Por: Miguel Barreto
Hace seis meses aterrizó en Dominica uno de los huracanes de mayor intensidad jamás registrados en el Atlántico, azotando sin piedad al pequeño país caribeño, con vientos de hasta 260 kilómetros por hora. Quedó claro que los daños eran inmensos y la necesidad grande. Por donde uno mirara, había destrozos y escombros. Fui testigo del sufrimiento y de la frustración de la gente, cuando llegué a Roseau en setiembre de 2017. Cómo hicieron los millones de afectados por la sucesión de huracanes, los dominiqueses activaron de inmediato sus redes de apoyo familiares, comunitarias y gubernamentales. El Gobierno de Dominica pidió apoyo internacional. La respuesta de organismos regionales e internacionales, de gobiernos, de empresas privadas, no se hizo esperar. El Programa Mundial de Alimentos (WFP) inició su operación de emergencia para Dominica.
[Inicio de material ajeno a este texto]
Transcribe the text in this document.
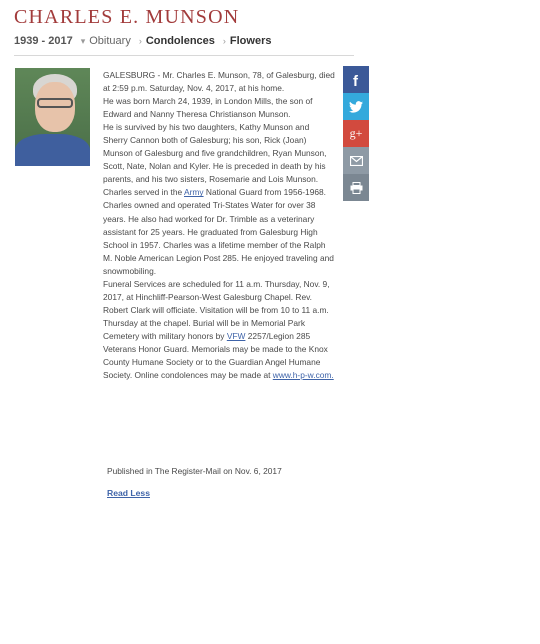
CHARLES E. MUNSON
1939 - 2017 ▾ Obituary › Condolences › Flowers

GALESBURG - Mr. Charles E. Munson, 78, of Galesburg, died at 2:59 p.m. Saturday, Nov. 4, 2017, at his home.

He was born March 24, 1939, in London Mills, the son of Edward and Nanny Theresa Christianson Munson.

He is survived by his two daughters, Kathy Munson and Sherry Cannon both of Galesburg; his son, Rick (Joan) Munson of Galesburg and five grandchildren, Ryan Munson, Scott, Nate, Nolan and Kyler. He is preceded in death by his parents, and his two sisters, Rosemarie and Lois Munson.

Charles served in the Army National Guard from 1956-1968.

Charles owned and operated Tri-States Water for over 38 years. He also had worked for Dr. Trimble as a veterinary assistant for 25 years. He graduated from Galesburg High School in 1957. Charles was a lifetime member of the Ralph M. Noble American Legion Post 285. He enjoyed traveling and snowmobiling.

Funeral Services are scheduled for 11 a.m. Thursday, Nov. 9, 2017, at Hinchliff-Pearson-West Galesburg Chapel. Rev. Robert Clark will officiate. Visitation will be from 10 to 11 a.m. Thursday at the chapel. Burial will be in Memorial Park Cemetery with military honors by VFW 2257/Legion 285 Veterans Honor Guard. Memorials may be made to the Knox County Humane Society or to the Guardian Angel Humane Society. Online condolences may be made at www.h-p-w.com.

Published in The Register-Mail on Nov. 6, 2017
Read Less
f
g+
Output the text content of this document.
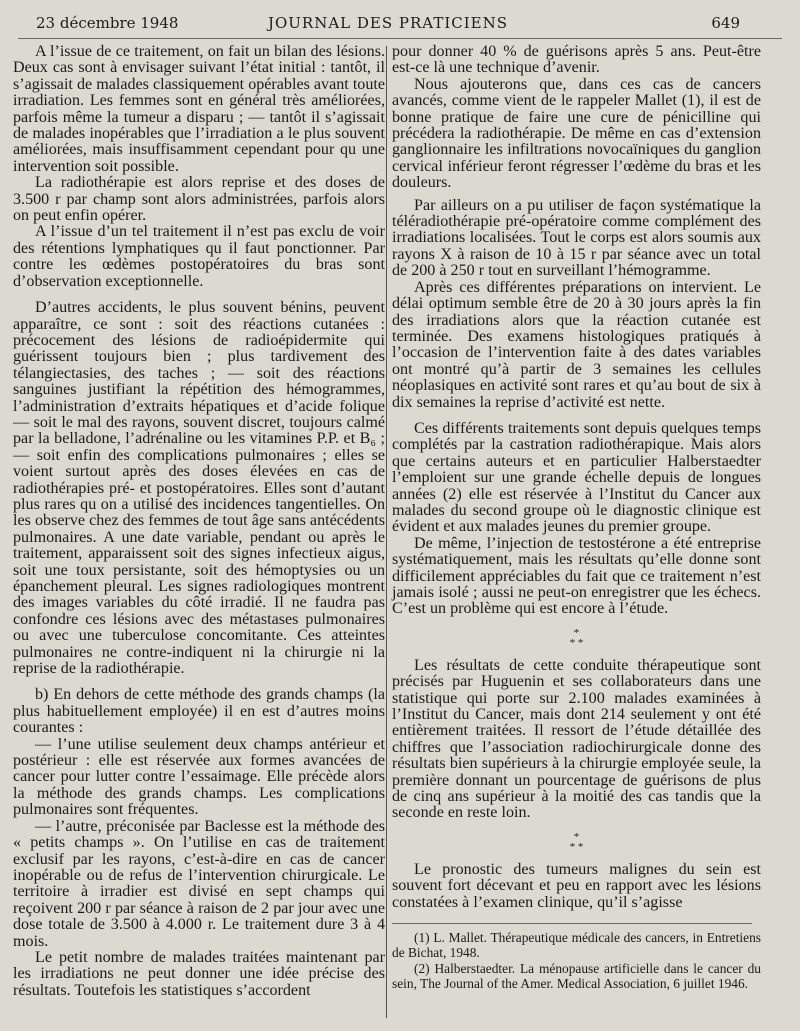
23 décembre 1948	JOURNAL DES PRATICIENS	649

A l’issue de ce traitement, on fait un bilan des lésions. Deux cas sont à envisager suivant l’état initial : tantôt, il s’agissait de malades classiquement opérables avant toute irradiation. Les femmes sont en général très améliorées, parfois même la tumeur a disparu ; — tantôt il s’agissait de malades inopérables que l’irradiation a le plus souvent améliorées, mais insuffisamment cependant pour qu une intervention soit possible.

La radiothérapie est alors reprise et des doses de 3.500 r par champ sont alors administrées, parfois alors on peut enfin opérer.

A l’issue d’un tel traitement il n’est pas exclu de voir des rétentions lymphatiques qu il faut ponctionner. Par contre les œdèmes postopératoires du bras sont d’observation exceptionnelle.

D’autres accidents, le plus souvent bénins, peuvent apparaître, ce sont : soit des réactions cutanées : précocement des lésions de radioépidermite qui guérissent toujours bien ; plus tardivement des télangiectasies, des taches ; — soit des réactions sanguines justifiant la répétition des hémogrammes, l’administration d’extraits hépatiques et d’acide folique — soit le mal des rayons, souvent discret, toujours calmé par la belladone, l’adrénaline ou les vitamines P.P. et B₆ ; — soit enfin des complications pulmonaires ; elles se voient surtout après des doses élevées en cas de radiothérapies pré- et postopératoires. Elles sont d’autant plus rares qu on a utilisé des incidences tangentielles. On les observe chez des femmes de tout âge sans antécédents pulmonaires. A une date variable, pendant ou après le traitement, apparaissent soit des signes infectieux aigus, soit une toux persistante, soit des hémoptysies ou un épanchement pleural. Les signes radiologiques montrent des images variables du côté irradié. Il ne faudra pas confondre ces lésions avec des métastases pulmonaires ou avec une tuberculose concomitante. Ces atteintes pulmonaires ne contre-indiquent ni la chirurgie ni la reprise de la radiothérapie.

b) En dehors de cette méthode des grands champs (la plus habituellement employée) il en est d’autres moins courantes :

— l’une utilise seulement deux champs antérieur et postérieur : elle est réservée aux formes avancées de cancer pour lutter contre l’essaimage. Elle précède alors la méthode des grands champs. Les complications pulmonaires sont fréquentes.

— l’autre, préconisée par Baclesse est la méthode des « petits champs ». On l’utilise en cas de traitement exclusif par les rayons, c’est-à-dire en cas de cancer inopérable ou de refus de l’intervention chirurgicale. Le territoire à irradier est divisé en sept champs qui reçoivent 200 r par séance à raison de 2 par jour avec une dose totale de 3.500 à 4.000 r. Le traitement dure 3 à 4 mois.

Le petit nombre de malades traitées maintenant par les irradiations ne peut donner une idée précise des résultats. Toutefois les statistiques s’accordent

pour donner 40 % de guérisons après 5 ans. Peut-être est-ce là une technique d’avenir.

Nous ajouterons que, dans ces cas de cancers avancés, comme vient de le rappeler Mallet (1), il est de bonne pratique de faire une cure de pénicilline qui précédera la radiothérapie. De même en cas d’extension ganglionnaire les infiltrations novocaïniques du ganglion cervical inférieur feront régresser l’œdème du bras et les douleurs.

Par ailleurs on a pu utiliser de façon systématique la téléradiothérapie pré-opératoire comme complément des irradiations localisées. Tout le corps est alors soumis aux rayons X à raison de 10 à 15 r par séance avec un total de 200 à 250 r tout en surveillant l’hémogramme.

Après ces différentes préparations on intervient. Le délai optimum semble être de 20 à 30 jours après la fin des irradiations alors que la réaction cutanée est terminée. Des examens histologiques pratiqués à l’occasion de l’intervention faite à des dates variables ont montré qu’à partir de 3 semaines les cellules néoplasiques en activité sont rares et qu’au bout de six à dix semaines la reprise d’activité est nette.

Ces différents traitements sont depuis quelques temps complétés par la castration radiothérapique. Mais alors que certains auteurs et en particulier Halberstaedter l’emploient sur une grande échelle depuis de longues années (2) elle est réservée à l’Institut du Cancer aux malades du second groupe où le diagnostic clinique est évident et aux malades jeunes du premier groupe.

De même, l’injection de testostérone a été entreprise systématiquement, mais les résultats qu’elle donne sont difficilement appréciables du fait que ce traitement n’est jamais isolé ; aussi ne peut-on enregistrer que les échecs. C’est un problème qui est encore à l’étude.

*
* *

Les résultats de cette conduite thérapeutique sont précisés par Huguenin et ses collaborateurs dans une statistique qui porte sur 2.100 malades examinées à l’Institut du Cancer, mais dont 214 seulement y ont été entièrement traitées. Il ressort de l’étude détaillée des chiffres que l’association radiochirurgicale donne des résultats bien supérieurs à la chirurgie employée seule, la première donnant un pourcentage de guérisons de plus de cinq ans supérieur à la moitié des cas tandis que la seconde en reste loin.

*
* *

Le pronostic des tumeurs malignes du sein est souvent fort décevant et peu en rapport avec les lésions constatées à l’examen clinique, qu’il s’agisse

(1) L. Mallet. Thérapeutique médicale des cancers, in Entretiens de Bichat, 1948.

(2) Halberstaedter. La ménopause artificielle dans le cancer du sein, The Journal of the Amer. Medical Association, 6 juillet 1946.
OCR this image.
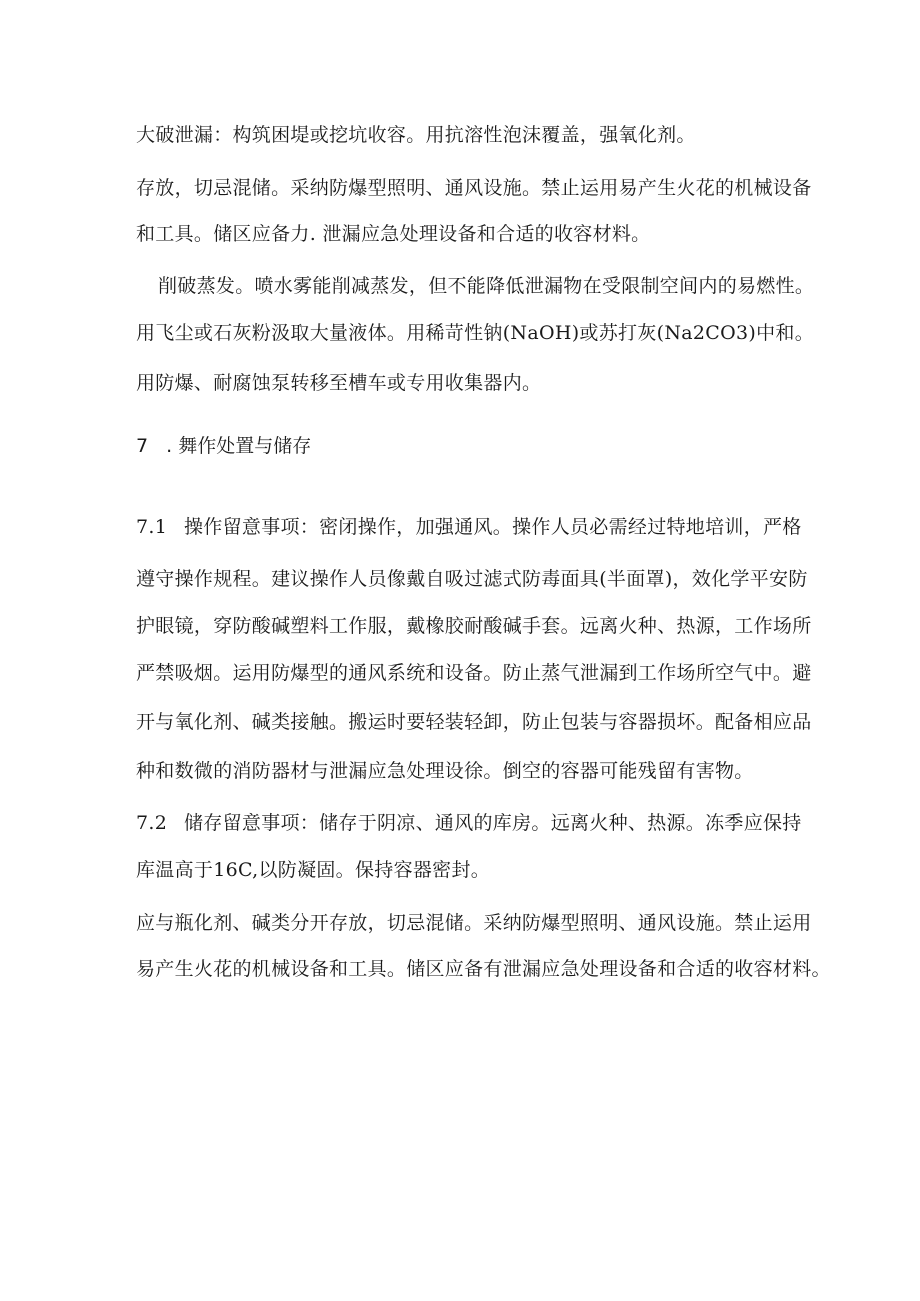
大破泄漏：构筑困堤或挖坑收容。用抗溶性泡沫覆盖，强氧化剂。
存放，切忌混储。采纳防爆型照明、通风设施。禁止运用易产生火花的机械设备
和工具。储区应备力. 泄漏应急处理设备和合适的收容材料。
削破蒸发。喷水雾能削减蒸发，但不能降低泄漏物在受限制空间内的易燃性。
用飞尘或石灰粉汲取大量液体。用稀苛性钠(NaOH)或苏打灰(Na2CO3)中和。
用防爆、耐腐蚀泵转移至槽车或专用收集器内。
7 . 舞作处置与储存
7.1 操作留意事项：密闭操作，加强通风。操作人员必需经过特地培训，严格
遵守操作规程。建议操作人员像戴自吸过滤式防毒面具(半面罩)，效化学平安防
护眼镜，穿防酸碱塑料工作服，戴橡胶耐酸碱手套。远离火种、热源，工作场所
严禁吸烟。运用防爆型的通风系统和设备。防止蒸气泄漏到工作场所空气中。避
开与氧化剂、碱类接触。搬运时要轻装轻卸，防止包装与容器损坏。配备相应品
种和数微的消防器材与泄漏应急处理设徐。倒空的容器可能残留有害物。
7.2 储存留意事项：储存于阴凉、通风的库房。远离火种、热源。冻季应保持
库温高于16C,以防凝固。保持容器密封。
应与瓶化剂、碱类分开存放，切忌混储。采纳防爆型照明、通风设施。禁止运用
易产生火花的机械设备和工具。储区应备有泄漏应急处理设备和合适的收容材料。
Enviamos expertos en logística, programas y telecomunicaciones, entre otros; despachamos miles de toneladas en asistencia desde el Depósito Humanitario de Naciones Unidas; y usamos diferentes rutas y proveedores para transportar más alimentos y equipos. Los dominiqueses pusieron todo de su parte para restablecer la normalidad lo antes posible, y nosotros apoyamos su esfuerzo. A partir de diciembre, lo hicimos con el programa de transferencias monetarias de emergencia que inició el Gobierno con apoyo de WFP y Unicef. Tenemos que estar preparados para la próxima temporada. El WFP está trabajando en ello, con los países de la región. Porque ante una emergencia, la vida de los afectados cambia de un día a otro. El impacto que tuvo el huracán María probó que el espíritu humano puede resquebrajarse, pero no quebrarse.